服部さんの幸福な日
伊井直行
1
搭乗した旅客機が墜落することがわかったとき、服部
さんが最初に考えたのは、十日ほど前に発注した、来週
末に納車される予定の新車のことだった。
次に出張の目的地である工場の事務所をタクシーの窓
越しに見たときの光景が瞼の裏に浮かんだ。薄いブルー
の窓ガラスが三層の縞となって灰色の外壁を区切り、車
寄せのひさし以外には突起物のない立方体の平凡な建物
である。つづいてその事務所の応接室にお茶を運んで来
る女性事務員の、制服の青いベストの上で少しばかり重
たそうなえらの張った顔を思い出した。つややかな黒髪
や人なつこそうな微笑み、なによりその若さが彼女をチ
ャーミングに見せていたが、服部さんは彼女に特に心を
惹かれた覚えはなかった。

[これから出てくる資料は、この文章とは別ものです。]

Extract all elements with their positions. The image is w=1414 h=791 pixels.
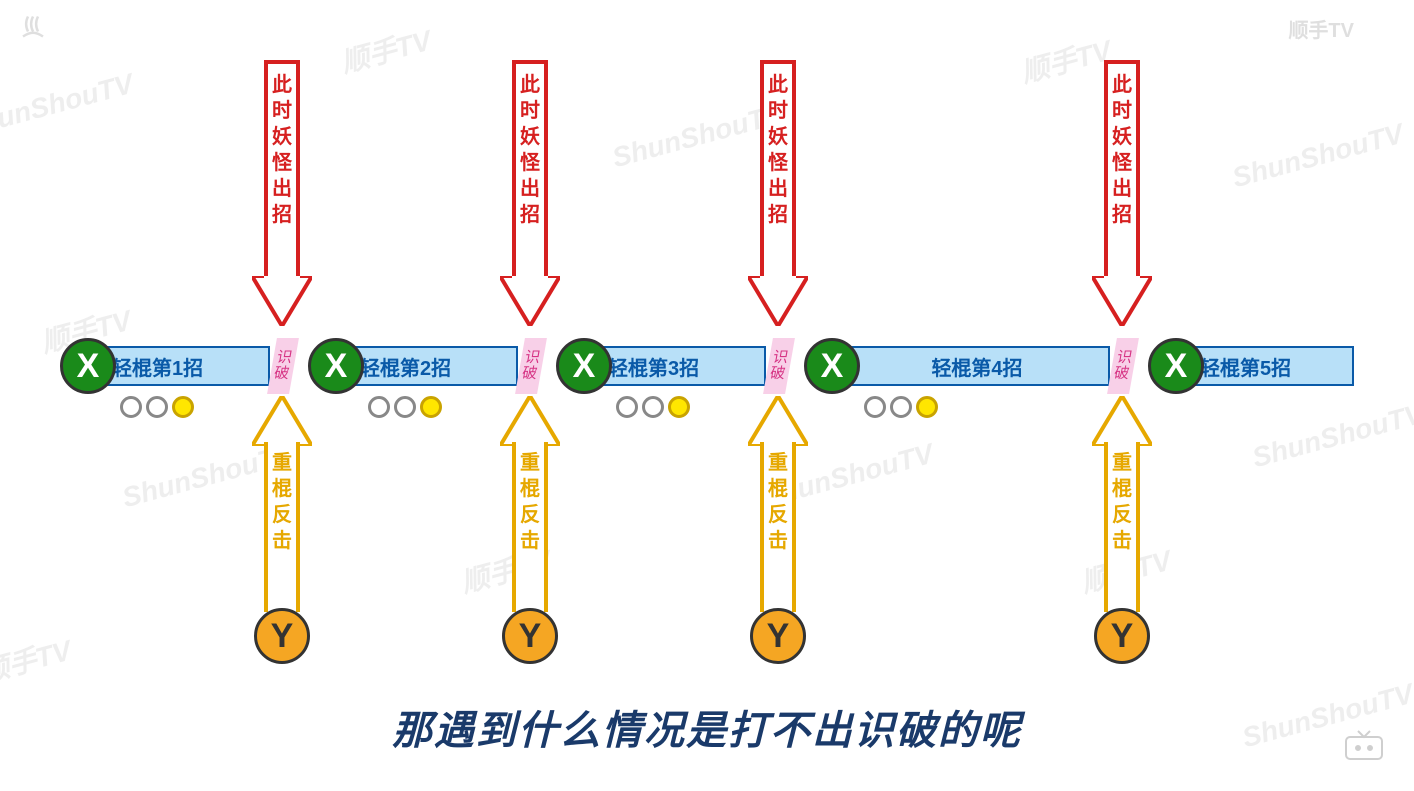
x-button: X <box>60 338 116 394</box>
channel-logo-icon <box>18 14 48 44</box>
top-arrow: 此时妖怪出招 <box>748 60 808 334</box>
shibo-strip: 识破 <box>515 338 547 394</box>
dot-off-icon <box>120 396 142 418</box>
channel-brand-text: 顺手TV <box>1288 14 1354 43</box>
combo-bar: 轻棍第2招 <box>348 346 518 386</box>
combo-bar: 轻棍第4招 <box>844 346 1110 386</box>
combo-bar: 轻棍第5招 <box>1188 346 1354 386</box>
top-arrow: 此时妖怪出招 <box>500 60 560 334</box>
dot-off-icon <box>394 396 416 418</box>
shibo-strip: 识破 <box>763 338 795 394</box>
dot-on-icon <box>916 396 938 418</box>
subtitle-text: 那遇到什么情况是打不出识破的呢 <box>0 698 1414 756</box>
combo-dots <box>616 396 690 418</box>
combo-bar: 轻棍第3招 <box>596 346 766 386</box>
dot-off-icon <box>890 396 912 418</box>
x-button: X <box>1148 338 1204 394</box>
dot-on-icon <box>668 396 690 418</box>
platform-icon <box>1344 729 1384 761</box>
top-arrow: 此时妖怪出招 <box>1092 60 1152 334</box>
combo-dots <box>120 396 194 418</box>
top-arrow: 此时妖怪出招 <box>252 60 312 334</box>
shibo-strip: 识破 <box>267 338 299 394</box>
dot-off-icon <box>642 396 664 418</box>
dot-on-icon <box>420 396 442 418</box>
shibo-strip: 识破 <box>1107 338 1139 394</box>
dot-off-icon <box>616 396 638 418</box>
x-button: X <box>308 338 364 394</box>
y-button: Y <box>254 608 310 664</box>
dot-off-icon <box>368 396 390 418</box>
y-button: Y <box>502 608 558 664</box>
x-button: X <box>556 338 612 394</box>
y-button: Y <box>1094 608 1150 664</box>
dot-on-icon <box>172 396 194 418</box>
combo-dots <box>368 396 442 418</box>
x-button: X <box>804 338 860 394</box>
combo-bar: 轻棍第1招 <box>100 346 270 386</box>
dot-off-icon <box>864 396 886 418</box>
diagram-stage: X轻棍第1招识破 此时妖怪出招 重棍反击 YX轻棍第2招识破 此时妖怪出招 <box>60 60 1354 680</box>
y-button: Y <box>750 608 806 664</box>
combo-dots <box>864 396 938 418</box>
dot-off-icon <box>146 396 168 418</box>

それならもっと別に、思い出
していい顔があるはずだった。
その後に、服部さんは七歳の娘、五歳の息子、そして
二人の母親である妻のえり子のことを考えた。しかし彼
らの姿は、雨降りだらけの古い映画を見ているようにぼ
んやりとしていた(服部さんの家族は早朝なのか夕方な
のか、明かりをつけない薄暗いダイニングルームにい
た)。服部さんはいぶかった。子供や妻との生活に不満
や倦怠がないわけではないが、新車や取引先の方が家族
より大事であると常日頃考えていたはずはなかった。
隣席の服部さんよりいくつか若い三十代半ばと見える
会社員、地味だがよく見れば生地も仕立ても上等そうな
濃灰色のスーツを着たエリートビジネスマン風の、とい
うよりなんとも偉そうな態度で感じの悪かった男が、灰
色のカーペットで覆われた床面に向かって大声で叫び始
めた。
「なぜだ……なぜだー!」
男が床に向かって叫んだのは、乗務員の指示により、
服部さんたちは両手で足首をつかみ頭を膝の間に入れる
緊急着陸に備えた姿勢をとっていたからだ。
人並みの人生しか送っていなくても、事故や事件は自
分がその当事者になるまでは他人事としか思えないもの
だ。順風の人生を送って来たかに見える隣席の男は、不
幸が他人ではなく我が身を襲うことなど思いもつかなか
ったのだろう、と服部さんは想像した。つい何分か前、
片側のエンジンの辺りでなにか爆発したような純白の閃
光がきらめき、一方の主翼の三分の二ほどを吹き飛ばし
てしまうまでは。
飛行機が何ともいやな具合に横滑りし、続いて渦の中
に吸い込まれていくような急激な降下が始まると、隣席
の男の声はやんだ。何度も繰り返された「緊急降下」の
アナウンスに乗客は一縷の望みをつないでいたのだが、
今や、すでに失神してしまった幸運な乗客を除いては、
降下というより落下に近い状態であることを認めざるを
得なくなった。
服部さんは少しだけ顔を上げて隣りの男の様子を見よ
うと思い、足首をつかんだ両手の力を緩めた。するとそ
の途端からだを後方に押し戻す強烈な力が働き、服部さ
んの上半身は座席の背面に押しつけられた。四つ折りに
された新聞紙が宙に浮かんだまま服部さんに近づいて来
て、ゴシック体で印刷された「無料お試しセット進呈中」
という横書きの一行が目の前を流れていった。
服部さんは何かを叫ぼうとした。だが耳が激しく痛み、
顎の関節がこわばって声を出すことはできなかった。
……なぜまだ失神できないんだ。人は、落下状態では
意識を保つことはできないはずなのに。エリートであろ
うとそうでなかろうと、幸運であろうとそうでなかろう
と、気を失うという人として平等に授かっているはずの
最低の権利を享受することが、私にはなぜできないのか。